In this project, we argue that the dangers from AI require more than regulations by governments. Every sector of the economy and society is or will be affected by AI. Social institutions must harness the opportunities AI offers for human progress while mitigating or preventing the dangers the technology poses. We envision a set of actions across the public and private spheres of this nation in coordination with initiatives from other countries. Specifically, we discuss the unique position of higher education institutions in the effort to abate potential harms.
We propose several postsecondary educational strategies, which we subsume under the label HEART AI (Human-centric, Ethically Aligned, Reliable, and Trustworthy AI). The strategies will technically educate, socialize, and provide ethical AI literacy to undergraduate and graduate students who will be the next generation of AI users and developers.
Higher education is a critical public sector institution whose contributions to addressing and/or mitigating the current and future challenges of AI can be instrumental to the struggle against resurgent authoritarianism. We propose that universities develop educational programs and curricula that increase students’ capacity to become AI literate across the life course, with different objectives and strategies for different postsecondary student populations. Common to all university responses must be educational curricula that increase both the diversity and the HEART AI capacities of the population that engages with AI— including users, developers, and disseminators (Maher and Tadimalla, 2022).
The essential goal of a comprehensive curriculum for AI Literacy is that all students develop critical thinking skills to assess the benefits and limitations of using AI based on a foundation of AI technical literacy contextualized by the tenets of HEART AI. The table (Right) presents an elaboration of the components of HEART AI. A comprehensive curriculum in AI Literacy ensures that all students acquire the intellectual and technical tools to critically analyze the potential benefits, as well as assess the tool’s limitations, including AI’s potential use by neo-authoritarians and other bad actors.
Sources: Bricout, et al., 2022; Evans, et al., 2021; Hacker, 2018; Houser, 2019; Mantelero, 2018; Sigfrids, et al., 2023; Taeihagh, 2021).

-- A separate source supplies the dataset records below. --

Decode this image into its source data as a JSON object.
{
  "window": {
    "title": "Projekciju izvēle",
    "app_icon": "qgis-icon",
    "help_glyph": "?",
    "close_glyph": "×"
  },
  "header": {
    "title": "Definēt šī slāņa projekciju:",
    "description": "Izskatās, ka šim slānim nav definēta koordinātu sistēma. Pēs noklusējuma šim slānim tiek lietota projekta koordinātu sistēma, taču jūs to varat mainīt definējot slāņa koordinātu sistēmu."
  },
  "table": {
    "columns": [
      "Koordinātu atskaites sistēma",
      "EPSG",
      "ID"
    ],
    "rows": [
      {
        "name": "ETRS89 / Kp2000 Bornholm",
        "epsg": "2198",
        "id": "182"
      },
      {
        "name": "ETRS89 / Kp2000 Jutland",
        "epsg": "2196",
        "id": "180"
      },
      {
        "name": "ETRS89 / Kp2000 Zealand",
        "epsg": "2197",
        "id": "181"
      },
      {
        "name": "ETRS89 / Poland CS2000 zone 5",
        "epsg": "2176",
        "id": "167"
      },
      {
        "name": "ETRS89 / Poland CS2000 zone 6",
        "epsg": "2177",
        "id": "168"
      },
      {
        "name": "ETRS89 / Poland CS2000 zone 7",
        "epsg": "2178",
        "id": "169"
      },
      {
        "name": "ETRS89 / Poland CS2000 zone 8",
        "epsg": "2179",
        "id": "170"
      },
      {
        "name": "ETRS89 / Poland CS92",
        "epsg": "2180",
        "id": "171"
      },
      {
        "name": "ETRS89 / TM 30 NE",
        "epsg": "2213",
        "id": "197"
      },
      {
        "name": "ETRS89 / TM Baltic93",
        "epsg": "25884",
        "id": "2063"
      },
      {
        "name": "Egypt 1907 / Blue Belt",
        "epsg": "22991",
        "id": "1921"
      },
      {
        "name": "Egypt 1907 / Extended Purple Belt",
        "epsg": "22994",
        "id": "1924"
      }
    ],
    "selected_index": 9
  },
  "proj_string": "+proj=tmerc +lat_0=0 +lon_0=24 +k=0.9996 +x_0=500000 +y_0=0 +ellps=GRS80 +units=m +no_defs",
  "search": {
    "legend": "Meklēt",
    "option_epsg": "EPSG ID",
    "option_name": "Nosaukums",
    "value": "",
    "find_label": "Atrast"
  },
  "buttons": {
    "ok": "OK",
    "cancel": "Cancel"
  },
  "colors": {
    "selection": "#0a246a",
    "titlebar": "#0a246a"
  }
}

The development of AI systems necessitates a focus on ensuring its safety to combat data poisoning, algorithmic unfairness, unexplainable machine learning, gender, race/ethnic, and other biases (ETO, 2024). These efforts are consistent with HEART AI.
Trustworthiness refers to the embedding of ethical principles and human-centered values in the development and dissemination of AI systems, ensuring transparency, fairness, and accountability throughout the system’s life cycle.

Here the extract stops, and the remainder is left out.